De lever gezond houden
- Als patiënten niet immuun zijn voor hepatitis A en B, moeten ze tegen deze veelvoorkomende infecties worden ingeënt om de lever te beschermen (er is momenteel geen vaccin om tegen hepatitis C te beschermen). Een bloedtest kan bepalen of iemand immuniteit heeft tegen hepatitis A en B.
- Drink alcohol met mate.
- Drink veel water.
- Eet een evenwichtige, vezelrijke voeding.

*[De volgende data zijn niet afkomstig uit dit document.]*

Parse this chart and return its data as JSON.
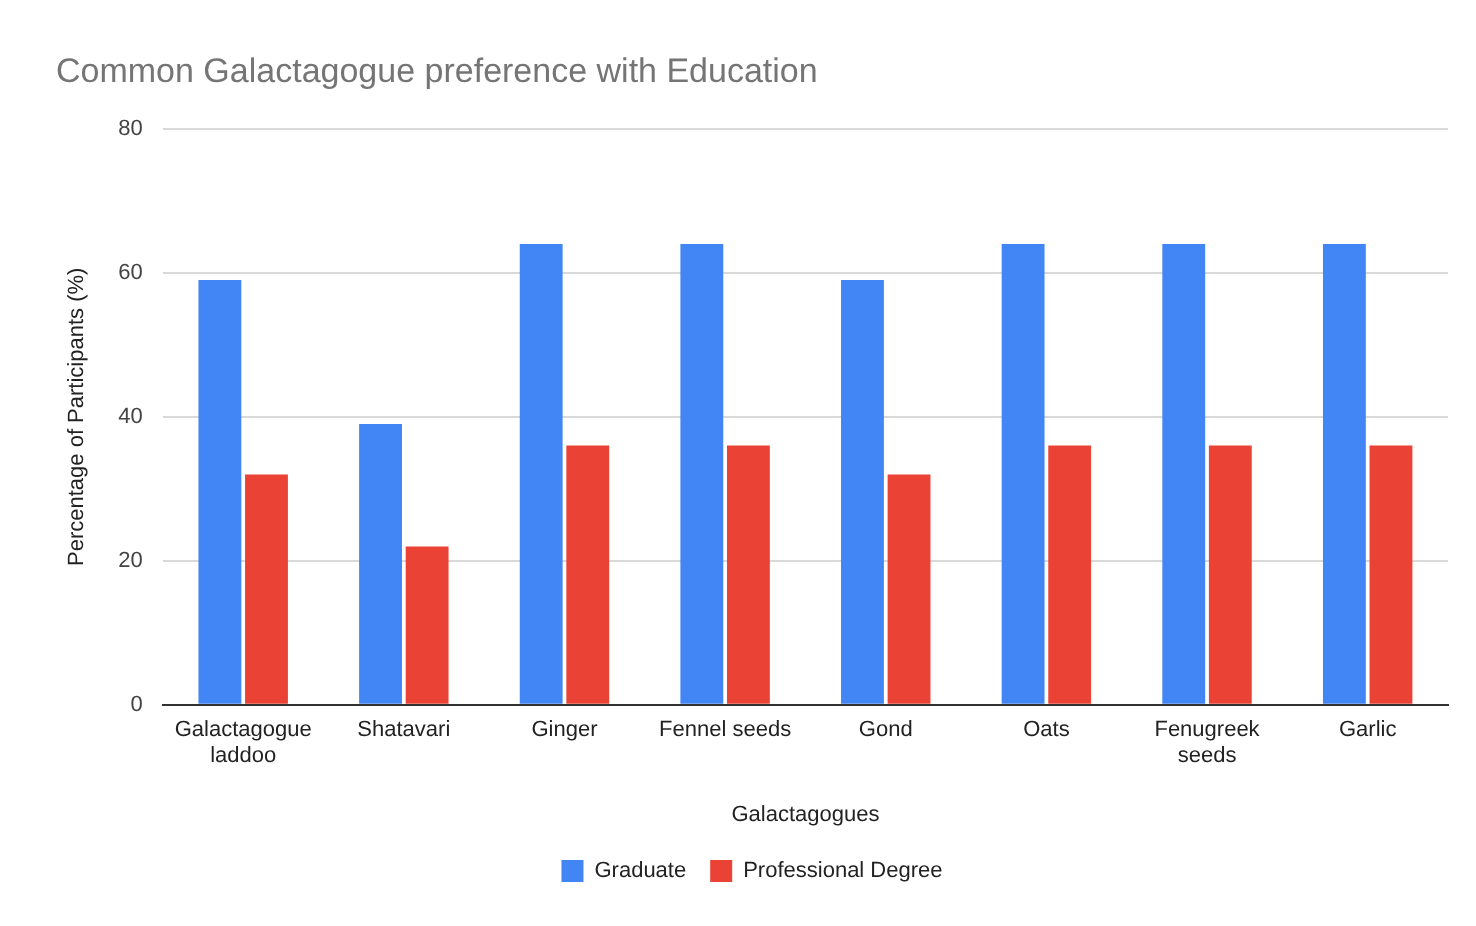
{
  "chart_data": {
    "type": "bar",
    "title": "Common Galactagogue preference with Education",
    "xlabel": "Galactagogues",
    "ylabel": "Percentage of Participants (%)",
    "categories": [
      "Galactagogue laddoo",
      "Shatavari",
      "Ginger",
      "Fennel seeds",
      "Gond",
      "Oats",
      "Fenugreek seeds",
      "Garlic"
    ],
    "series": [
      {
        "name": "Graduate",
        "color": "#4285f4",
        "values": [
          59,
          39,
          64,
          64,
          59,
          64,
          64,
          64
        ]
      },
      {
        "name": "Professional Degree",
        "color": "#ea4335",
        "values": [
          32,
          22,
          36,
          36,
          32,
          36,
          36,
          36
        ]
      }
    ],
    "ylim": [
      0,
      80
    ],
    "yticks": [
      0,
      20,
      40,
      60,
      80
    ],
    "grid": "y",
    "legend": "bottom"
  }
}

Vermijd vette, zoute, gerookte en gezouten voedingsmiddelen.
- Neem niet meer dan de aanbevolen doses medicijnen.
- Neem geen onnodige medicijnen.
- Drugs en alcohol niet mengen.
- Gebruik geen illegale straatdrugs.
- Vraag een zorgverlener voordat u begint met nieuwe vrij verkrijgbare medicijnen of kruiden en supplementen om er zeker van te zijn dat ze geen schadelijke effecten op de lever hebben.
- Gebruik bij seksueel contact barrièrebescherming (zoals latex condooms) om infectie met virussen te voorkomen die de lever kunnen beschadigen.
- Mijd blootstelling aan chemische stoffen (oplosmiddelen, spuitbussen, insecticiden, verfverdunners en andere giftige stoffen) die schadelijk kunnen zijn voor de lever. Draag bij het gebruik van deze stoffen een masker en handschoenen en werk in een goed geventileerde ruimte.